Puppet lets you configure Autosigning to take care of this. This can be as simple as automatically signing all certificates and, while risky, so long as your network is secure and your application not too sensitive might be perfectly applicable.

Similar to External Node Classifiers, you can also specify an executable which can make a call on whether a certificate should be signed based on whatever conditions you wish. At the very least, you'd want to verify that the instance ID is one that belongs to your account.

Monitoring, Logging, Debugging

We take predictable hostnames for granted when it comes to this; allowing you to quickly identify (and connect to) problematic or interesting hosts by using a portion of its hostname.
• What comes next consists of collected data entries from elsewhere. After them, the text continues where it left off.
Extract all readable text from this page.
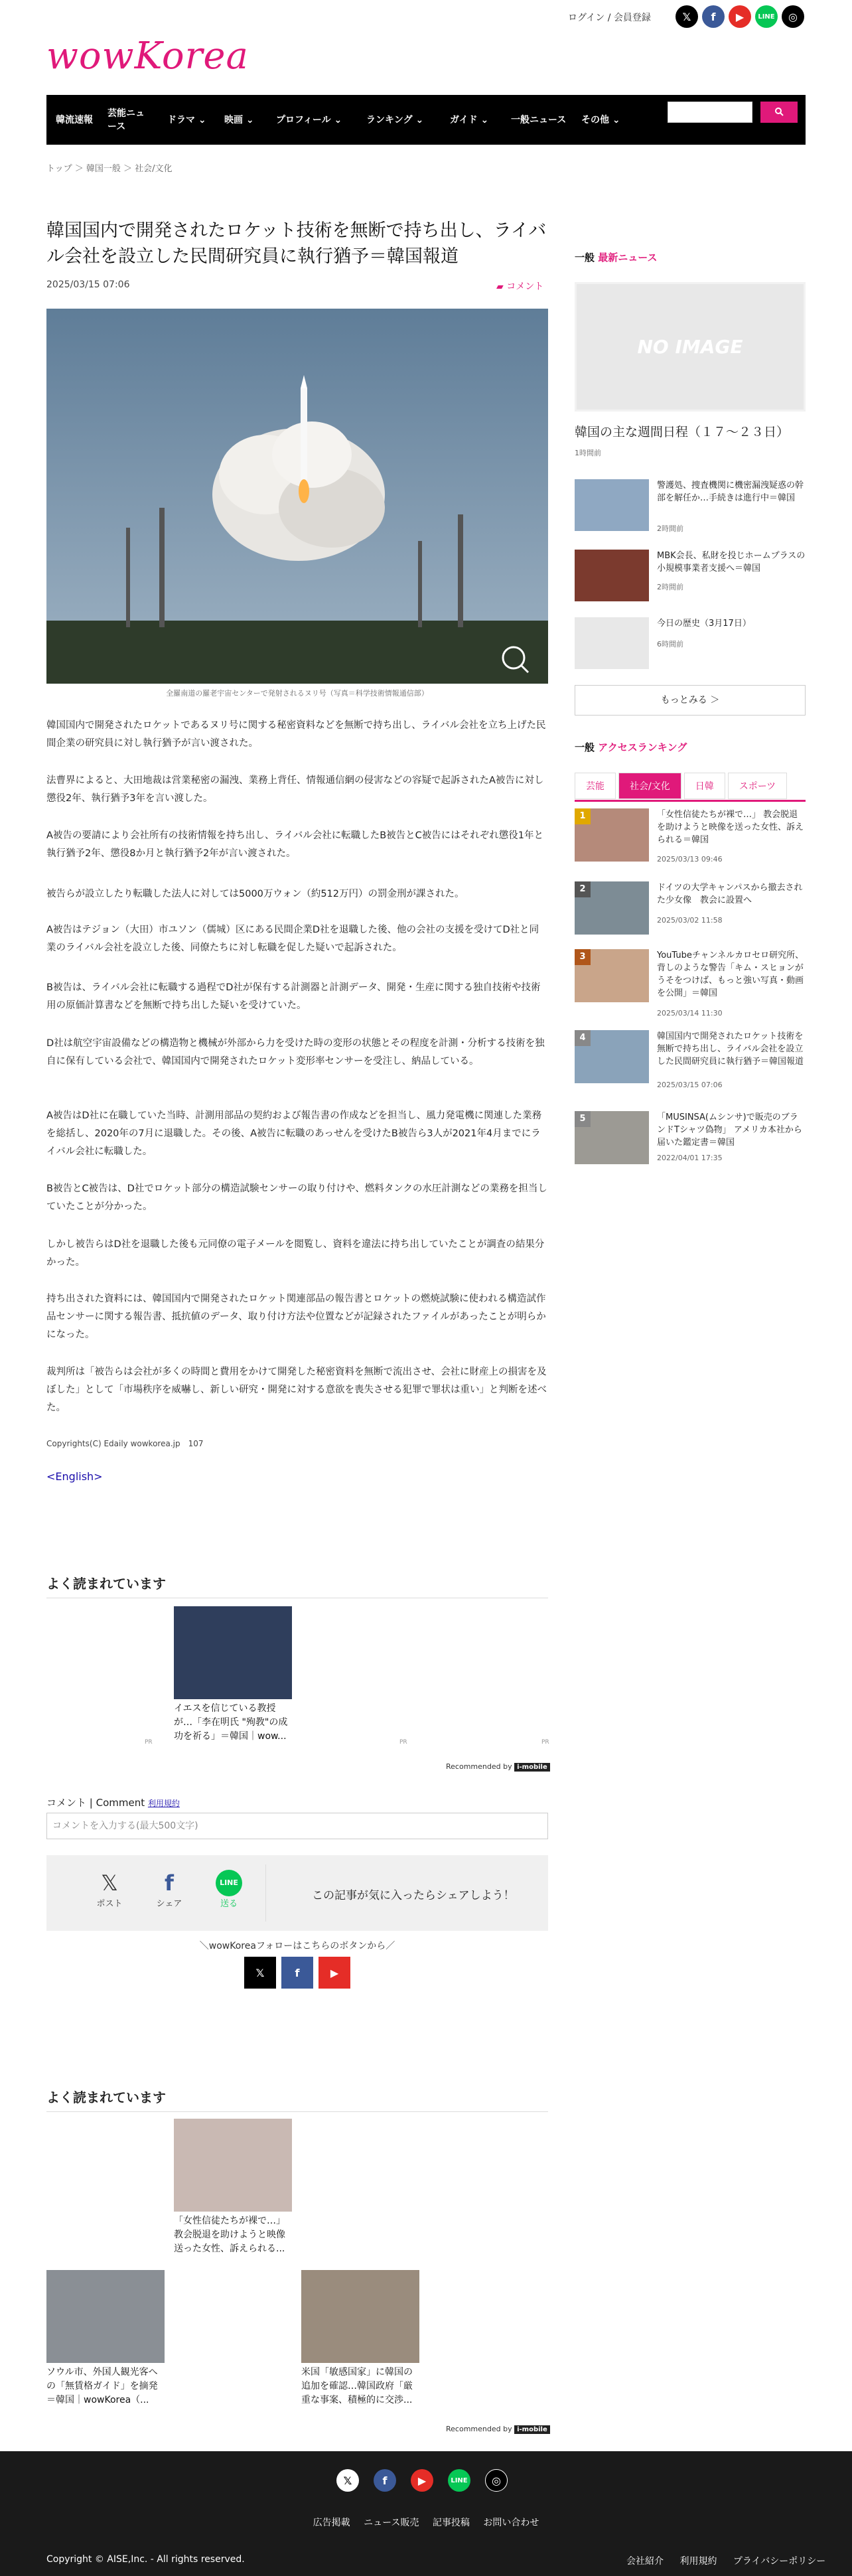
ログイン / 会員登録	𝕏	f	▶	LINE	◎
wowKorea
韓流速報
芸能ニュース
ドラマ ⌄	映画 ⌄	プロフィール ⌄	ランキング ⌄	ガイド ⌄	一般ニュース	その他 ⌄
トップ ＞ 韓国一般 ＞ 社会/文化
韓国国内で開発されたロケット技術を無断で持ち出し、ライバル会社を設立した民間研究員に執行猶予＝韓国報道
2025/03/15 07:06	▰ コメント
全羅南道の羅老宇宙センターで発射されるヌリ号（写真＝科学技術情報通信部）

韓国国内で開発されたロケットであるヌリ号に関する秘密資料などを無断で持ち出し、ライバル会社を立ち上げた民間企業の研究員に対し執行猶予が言い渡された。

法曹界によると、大田地裁は営業秘密の漏洩、業務上背任、情報通信網の侵害などの容疑で起訴されたA被告に対し懲役2年、執行猶予3年を言い渡した。

A被告の要請により会社所有の技術情報を持ち出し、ライバル会社に転職したB被告とC被告にはそれぞれ懲役1年と執行猶予2年、懲役8か月と執行猶予2年が言い渡された。

被告らが設立したり転職した法人に対しては5000万ウォン（約512万円）の罰金刑が課された。

A被告はテジョン（大田）市ユソン（儒城）区にある民間企業D社を退職した後、他の会社の支援を受けてD社と同業のライバル会社を設立した後、同僚たちに対し転職を促した疑いで起訴された。

B被告は、ライバル会社に転職する過程でD社が保有する計測器と計測データ、開発・生産に関する独自技術や技術用の原価計算書などを無断で持ち出した疑いを受けていた。

D社は航空宇宙設備などの構造物と機械が外部から力を受けた時の変形の状態とその程度を計測・分析する技術を独自に保有している会社で、韓国国内で開発されたロケット変形率センサーを受注し、納品している。

A被告はD社に在職していた当時、計測用部品の契約および報告書の作成などを担当し、風力発電機に関連した業務を総括し、2020年の7月に退職した。その後、A被告に転職のあっせんを受けたB被告ら3人が2021年4月までにライバル会社に転職した。

B被告とC被告は、D社でロケット部分の構造試験センサーの取り付けや、燃料タンクの水圧計測などの業務を担当していたことが分かった。

しかし被告らはD社を退職した後も元同僚の電子メールを閲覧し、資料を違法に持ち出していたことが調査の結果分かった。

持ち出された資料には、韓国国内で開発されたロケット関連部品の報告書とロケットの燃焼試験に使われる構造試作品センサーに関する報告書、抵抗値のデータ、取り付け方法や位置などが記録されたファイルがあったことが明らかになった。

裁判所は「被告らは会社が多くの時間と費用をかけて開発した秘密資料を無断で流出させ、会社に財産上の損害を及ぼした」として「市場秩序を威嚇し、新しい研究・開発に対する意欲を喪失させる犯罪で罪状は重い」と判断を述べた。

Copyrights(C) Edaily wowkorea.jp　107
<English>
一般 最新ニュース
NO IMAGE
韓国の主な週間日程（１７〜２３日）
1時間前
警護処、捜査機関に機密漏洩疑惑の幹部を解任か…手続きは進行中＝韓国
2時間前
MBK会長、私財を投じホームプラスの小規模事業者支援へ＝韓国
2時間前
今日の歴史（3月17日）
6時間前
もっとみる ＞
一般 アクセスランキング
芸能	社会/文化	日韓	スポーツ
1	「女性信徒たちが裸で…」 教会脱退を助けようと映像を送った女性、訴えられる＝韓国
2025/03/13 09:46
2	ドイツの大学キャンパスから撤去された少女像　教会に設置へ
2025/03/02 11:58
3	YouTubeチャンネルカロセロ研究所、背しのような警告「キム・スヒョンがうそをつけば、もっと強い写真・動画を公開」＝韓国
2025/03/14 11:30
4	韓国国内で開発されたロケット技術を無断で持ち出し、ライバル会社を設立した民間研究員に執行猶予＝韓国報道
2025/03/15 07:06
5	「MUSINSA(ムシンサ)で販売のブランドTシャツ偽物」 アメリカ本社から届いた鑑定書＝韓国
2022/04/01 17:35
よく読まれています
イエスを信じている教授が…「李在明氏 "殉教"の成功を祈る」＝韓国｜wow...
PR	PR	PR
Recommended by i-mobile
コメント | Comment 利用規約
コメントを入力する(最大500文字)
𝕏
ポスト
f
シェア
LINE
送る
この記事が気に入ったらシェアしよう！
＼wowKoreaフォローはこちらのボタンから／
𝕏	f	▶
よく読まれています
「女性信徒たちが裸で…」教会脱退を助けようと映像送った女性、訴えられる...
ソウル市、外国人観光客への「無賃格ガイド」を摘発＝韓国｜wowKorea（...
米国「敏感国家」に韓国の追加を確認…韓国政府「厳重な事案、積極的に交渉...
Recommended by i-mobile
𝕏	f	▶	LINE	◎
広告掲載 ニュース販売 記事投稿 お問い合わせ
Copyright © AISE,Inc. - All rights reserved.	会社紹介 利用規約 プライバシーポリシー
In discarding this hostname management, you'll need to find alternatives or risk reduced visibility and productivity.

The possibilities here are going to greatly depend on your own setup, but things to consider are ensuring each log and metric is tagged with the role and instance ID, and, if necessary, coming up with tooling that allows you to quickly SSH to a machine based on this. Remember: the EC2 API is there to make your life easier, if you find you spend a lot of time in the AWS console try to wean yourself off it in favour of using the APIs.